In America, new immigrants have come in all these categories. Many are people who have overstayed their visas. But, the largest category by far are those workers and their dependents, who make their way northward from Mexico and points below. There are, it is generally estimated, about 11 million of these “illegals” on our shore. They are the focus of the looming debate in Washington on immigration.
President Obama wants to give maybe one-half of them some sort of regularized status. He would limit his measures to immigrants who have lived here five years, have clean records, worked diligently, raised American-born children in their families — all good citizens without legal status, forever at risk of deportation. Some have driver’s licenses; some don’t. Some pay taxes; some don’t.
Many Republicans are dead set again this sort of “amnesty” — a measure that resembles one set up under President Reagan (who is little mentioned). Republicans loudly lament that Obama is bypassing the Congress in taking action by executive decree. But, they block any action whatsoever — and the problem grows annually.
The Obama plan would also tighten up the regulations affecting employers who hire illegal workers and it would speed up and simplify the procedures that foreigners seeking to emigrate here have to go through.
Beyond negativity, Republicans have no specific proposals for remedy. In fairness, they are concerned that liberal treatment of immigrants living here illegally will only encourage others to travel northward. They have a point. They also have a point that a nation that can’t control its border isn’t fully sovereign.
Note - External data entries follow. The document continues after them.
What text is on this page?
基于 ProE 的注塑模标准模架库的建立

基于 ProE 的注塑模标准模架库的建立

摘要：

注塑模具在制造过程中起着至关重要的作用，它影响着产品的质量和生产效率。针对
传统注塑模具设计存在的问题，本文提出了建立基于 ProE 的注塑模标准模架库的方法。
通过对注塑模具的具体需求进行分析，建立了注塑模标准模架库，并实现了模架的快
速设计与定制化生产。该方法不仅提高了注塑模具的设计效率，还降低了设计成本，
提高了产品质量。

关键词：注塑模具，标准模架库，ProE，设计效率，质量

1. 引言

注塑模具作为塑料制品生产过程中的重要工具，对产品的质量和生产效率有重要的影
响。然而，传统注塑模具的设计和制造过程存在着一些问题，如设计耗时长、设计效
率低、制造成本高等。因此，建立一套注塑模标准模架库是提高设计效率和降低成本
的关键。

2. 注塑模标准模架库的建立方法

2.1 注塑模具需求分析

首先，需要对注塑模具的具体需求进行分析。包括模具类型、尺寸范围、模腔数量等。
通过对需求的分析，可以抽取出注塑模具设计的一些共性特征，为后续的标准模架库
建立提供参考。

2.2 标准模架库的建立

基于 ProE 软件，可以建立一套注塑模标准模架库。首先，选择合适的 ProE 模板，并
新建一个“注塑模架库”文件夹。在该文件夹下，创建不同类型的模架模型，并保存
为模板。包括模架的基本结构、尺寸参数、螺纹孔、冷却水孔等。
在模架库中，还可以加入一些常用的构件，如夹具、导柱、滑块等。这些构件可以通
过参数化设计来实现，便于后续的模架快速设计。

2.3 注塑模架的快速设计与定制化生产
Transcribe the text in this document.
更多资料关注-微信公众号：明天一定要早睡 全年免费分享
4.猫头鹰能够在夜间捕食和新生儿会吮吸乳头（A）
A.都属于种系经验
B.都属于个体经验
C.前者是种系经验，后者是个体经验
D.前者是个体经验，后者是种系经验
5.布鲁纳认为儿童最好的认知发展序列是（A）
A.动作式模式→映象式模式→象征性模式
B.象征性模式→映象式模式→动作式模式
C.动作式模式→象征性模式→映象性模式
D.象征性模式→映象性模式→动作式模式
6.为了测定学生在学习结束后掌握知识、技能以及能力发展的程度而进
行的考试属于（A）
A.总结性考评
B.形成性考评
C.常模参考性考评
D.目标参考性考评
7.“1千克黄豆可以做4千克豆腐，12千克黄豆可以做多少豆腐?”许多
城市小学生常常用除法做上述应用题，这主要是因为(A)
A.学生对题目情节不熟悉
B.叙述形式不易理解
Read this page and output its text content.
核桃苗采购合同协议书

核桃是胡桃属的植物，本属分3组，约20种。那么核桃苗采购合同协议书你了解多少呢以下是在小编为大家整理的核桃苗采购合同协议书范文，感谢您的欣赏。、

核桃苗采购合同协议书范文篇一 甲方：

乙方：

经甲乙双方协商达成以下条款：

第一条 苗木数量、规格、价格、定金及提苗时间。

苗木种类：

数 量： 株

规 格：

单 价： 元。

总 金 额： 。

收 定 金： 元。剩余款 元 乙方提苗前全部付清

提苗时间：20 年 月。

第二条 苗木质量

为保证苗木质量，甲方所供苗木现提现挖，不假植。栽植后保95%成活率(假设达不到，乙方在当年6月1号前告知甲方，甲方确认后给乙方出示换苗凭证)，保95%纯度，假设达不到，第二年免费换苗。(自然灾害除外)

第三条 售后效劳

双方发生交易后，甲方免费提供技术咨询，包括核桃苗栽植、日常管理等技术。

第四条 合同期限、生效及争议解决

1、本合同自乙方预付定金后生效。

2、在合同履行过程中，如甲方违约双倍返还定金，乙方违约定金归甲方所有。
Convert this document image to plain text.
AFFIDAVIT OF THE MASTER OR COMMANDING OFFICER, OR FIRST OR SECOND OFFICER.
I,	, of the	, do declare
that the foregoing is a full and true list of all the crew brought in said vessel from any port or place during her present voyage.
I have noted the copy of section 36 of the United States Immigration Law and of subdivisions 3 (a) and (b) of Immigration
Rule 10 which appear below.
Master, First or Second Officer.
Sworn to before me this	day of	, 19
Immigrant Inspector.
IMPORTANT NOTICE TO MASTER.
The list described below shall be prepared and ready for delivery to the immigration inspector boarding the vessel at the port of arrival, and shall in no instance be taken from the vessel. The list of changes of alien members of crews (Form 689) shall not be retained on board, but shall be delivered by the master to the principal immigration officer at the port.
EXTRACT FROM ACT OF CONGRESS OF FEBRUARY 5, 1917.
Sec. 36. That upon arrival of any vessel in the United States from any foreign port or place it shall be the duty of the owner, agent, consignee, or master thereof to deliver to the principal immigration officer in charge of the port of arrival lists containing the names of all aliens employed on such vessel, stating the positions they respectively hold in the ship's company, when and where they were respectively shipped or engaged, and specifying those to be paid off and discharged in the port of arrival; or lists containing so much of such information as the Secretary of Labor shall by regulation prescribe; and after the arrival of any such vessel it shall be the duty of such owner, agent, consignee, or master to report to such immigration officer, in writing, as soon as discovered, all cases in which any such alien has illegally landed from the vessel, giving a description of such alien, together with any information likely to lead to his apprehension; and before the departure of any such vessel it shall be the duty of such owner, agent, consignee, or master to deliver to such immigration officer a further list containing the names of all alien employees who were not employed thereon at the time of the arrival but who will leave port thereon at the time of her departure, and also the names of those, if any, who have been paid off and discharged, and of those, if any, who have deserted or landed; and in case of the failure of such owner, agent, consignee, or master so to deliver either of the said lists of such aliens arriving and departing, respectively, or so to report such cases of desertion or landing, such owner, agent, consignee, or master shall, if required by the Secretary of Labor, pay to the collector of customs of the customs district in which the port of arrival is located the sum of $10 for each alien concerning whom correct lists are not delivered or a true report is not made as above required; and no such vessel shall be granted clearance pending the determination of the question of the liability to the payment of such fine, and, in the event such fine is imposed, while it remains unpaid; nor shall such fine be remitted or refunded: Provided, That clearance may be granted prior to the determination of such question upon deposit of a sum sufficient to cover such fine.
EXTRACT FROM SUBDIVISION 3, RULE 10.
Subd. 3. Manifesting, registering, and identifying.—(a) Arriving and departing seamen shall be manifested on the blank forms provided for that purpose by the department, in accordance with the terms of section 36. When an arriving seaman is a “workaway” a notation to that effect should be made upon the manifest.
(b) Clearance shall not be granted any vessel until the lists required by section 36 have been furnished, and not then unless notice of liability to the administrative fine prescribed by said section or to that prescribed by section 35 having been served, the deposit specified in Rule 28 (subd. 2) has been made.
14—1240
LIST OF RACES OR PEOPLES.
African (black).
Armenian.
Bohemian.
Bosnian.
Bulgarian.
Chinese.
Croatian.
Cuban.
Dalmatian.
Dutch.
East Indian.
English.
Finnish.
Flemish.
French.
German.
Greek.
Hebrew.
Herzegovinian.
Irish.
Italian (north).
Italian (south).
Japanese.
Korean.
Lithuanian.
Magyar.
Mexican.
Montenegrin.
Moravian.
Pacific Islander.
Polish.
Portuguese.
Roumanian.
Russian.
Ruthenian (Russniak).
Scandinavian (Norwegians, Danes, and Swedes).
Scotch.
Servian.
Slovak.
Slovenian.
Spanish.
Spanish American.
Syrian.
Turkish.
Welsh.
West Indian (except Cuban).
But, we would hardly be a peaceful sovereign state if we tried to use police powers to capture and deport the illegals among the many Jamaicans, Haitians and others who crowd our street. That is a prescription for chaos.
So, what is to be done?
First, we need to get our national priorities straight. The press reported the other day that U.S. air operations against the “Islamic State” had after a few months passed the $1 billion mark. It seems highly probable that the threat to America — as opposed to Middle Eastern friends and allies who are half-hearted in the struggle — will be much the same whether or not we bomb.
The Middle East is important — vital — to our well-being, but Latin America is the persisting, quiet danger that can only grow more threatening. I don’t suggest that we drop $1 billion worth of bombs on the barrios and villages of Latin American. But if we invested that sum or even more in education and development in those neglected places, we might, just might, persuade some youth to stay at home. An even more potent use of our money would be to put more of it, backed by our great persuasive powers, behind effective family planning programs.
Now that would require real political courage!
Henry Precht is a retired Foreign Service Officer.